Institutions must be financially sound, have funding mechanisms in place to support research, an ongoing program to search for new endowments and financial assistance to departments to fund proposals, either partially or totally, for pilot projects or for equipment. Good clinical resources, accessibility to clinical material and excellent clinical/ surgical facilities also are needed.

The department must be financially sound and have an annual budget that allocates funds for projects that could lead to long-term and/orexternally funded research, endowments and an annual budget for continuing education. The department also needs a mechanism to make up for the difference in salaries between the physician scientist and clinically oriented physician. The department should have an atmosphere that supports a research environment, which starts with at the top with the department head.

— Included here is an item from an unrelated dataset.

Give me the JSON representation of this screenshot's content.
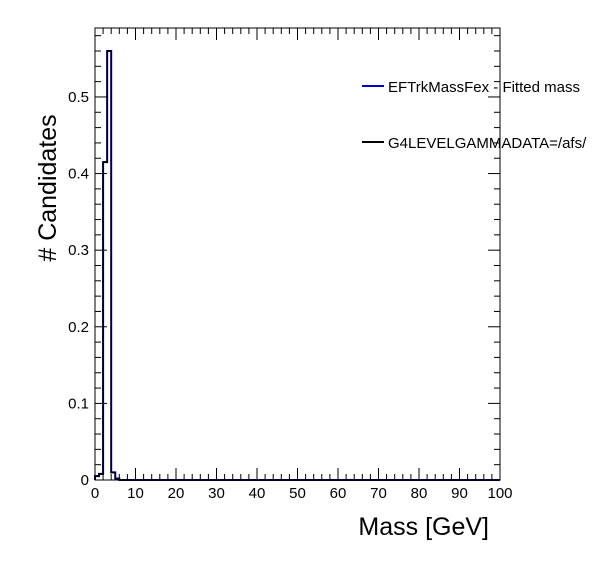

The report suggested accepting at least one resident into a "Scholars Track" and having this person spend one of his or her five years in research. Also suggested was providing clinical research opportunities to medical students and resident; and support staff for clinical scientists.

Availability of and access to role models/mentors and colleagues within and outside the training institution also is important. There is a need for rewards for a productive research program.